Gustavo is all, he's cool, let's walk slowly on leashes around the block again! He's game for anything.
Otterpop has no idea what's going on and is stuck in the orange dog car for our trip around the block. She may or may not poop in the orange dog car so it's a good day if she doesn't.
The trip around the block is usually between .78 and .85 miles and takes a variety of time depending on how long I let everyone sniff things at the vacant lot. I know the exact amount now because my bestie, a Former World Team member by the way so make sure to let her enter trials late without giving her a bad time as she does not teach seminars or hold online classes, gave me her old fitbit watch that also explodes with joy when I walk ten thousand steps in a day. Which is pretty funny because I normally walk like five million so not sure why it's so excited. I programmed it so when I put it on it says Hi BANKSY!!!! But it's perfect because I can see exactly how far Banksy can walk without limping or exactly how far she walks before she limps so that's pretty cool to have more exact scientific data to go along with the molecules. Also maybe it could talk to the necklace because it talks to my phone.
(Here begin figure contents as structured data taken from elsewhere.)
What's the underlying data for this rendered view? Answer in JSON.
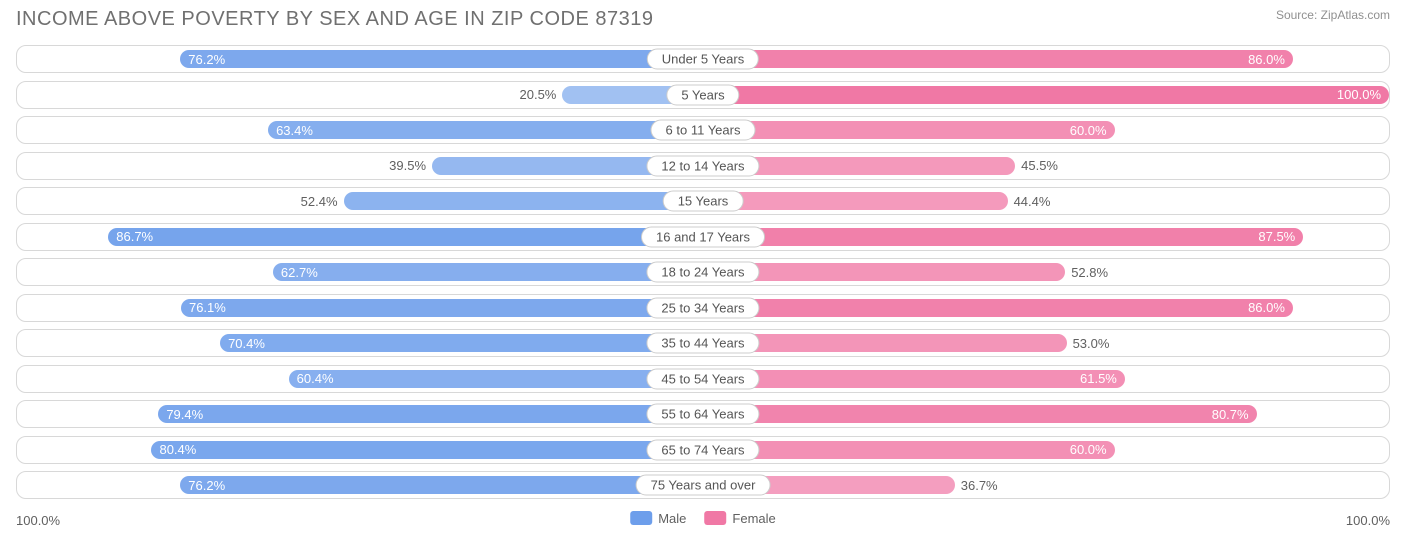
{
  "title": "INCOME ABOVE POVERTY BY SEX AND AGE IN ZIP CODE 87319",
  "source": "Source: ZipAtlas.com",
  "axis_max_label": "100.0%",
  "legend": {
    "male": {
      "label": "Male",
      "color": "#6d9eeb"
    },
    "female": {
      "label": "Female",
      "color": "#f078a5"
    }
  },
  "colors": {
    "male_base": "#6d9eeb",
    "female_base": "#f078a5",
    "row_border": "#d8d8d8",
    "text_gray": "#606060"
  },
  "inside_label_threshold": 55,
  "bar_alpha_min": 0.55,
  "bar_alpha_max": 1.0,
  "rows": [
    {
      "label": "Under 5 Years",
      "male": 76.2,
      "female": 86.0
    },
    {
      "label": "5 Years",
      "male": 20.5,
      "female": 100.0
    },
    {
      "label": "6 to 11 Years",
      "male": 63.4,
      "female": 60.0
    },
    {
      "label": "12 to 14 Years",
      "male": 39.5,
      "female": 45.5
    },
    {
      "label": "15 Years",
      "male": 52.4,
      "female": 44.4
    },
    {
      "label": "16 and 17 Years",
      "male": 86.7,
      "female": 87.5
    },
    {
      "label": "18 to 24 Years",
      "male": 62.7,
      "female": 52.8
    },
    {
      "label": "25 to 34 Years",
      "male": 76.1,
      "female": 86.0
    },
    {
      "label": "35 to 44 Years",
      "male": 70.4,
      "female": 53.0
    },
    {
      "label": "45 to 54 Years",
      "male": 60.4,
      "female": 61.5
    },
    {
      "label": "55 to 64 Years",
      "male": 79.4,
      "female": 80.7
    },
    {
      "label": "65 to 74 Years",
      "male": 80.4,
      "female": 60.0
    },
    {
      "label": "75 Years and over",
      "male": 76.2,
      "female": 36.7
    }
  ]
}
"Make Banksy better", I yell at my fitbit. It says my heart rate is 53 then the screen goes black.
Banksy is not excited. She is depressed and has no idea why I'm so mean and making her life so boring and stupid. She would like to do agility. She would like to shake her blanket. She's grouchy and paranoid and stares at me from across the floor where she has to lay on the ugly Costco throw rugs I've brought back out from the garage since god forbid her legs slip when she walks on the hardwood floors and she has no beds anymore because of the shaking.
So sing her some star spangled banner. Hit the high notes with some flair. Congrats if you made the team and give it another go next year if you didn't. Red white and blue probably clash with my hair and skin tones, so that's cool. We'll cheer from the livestream view.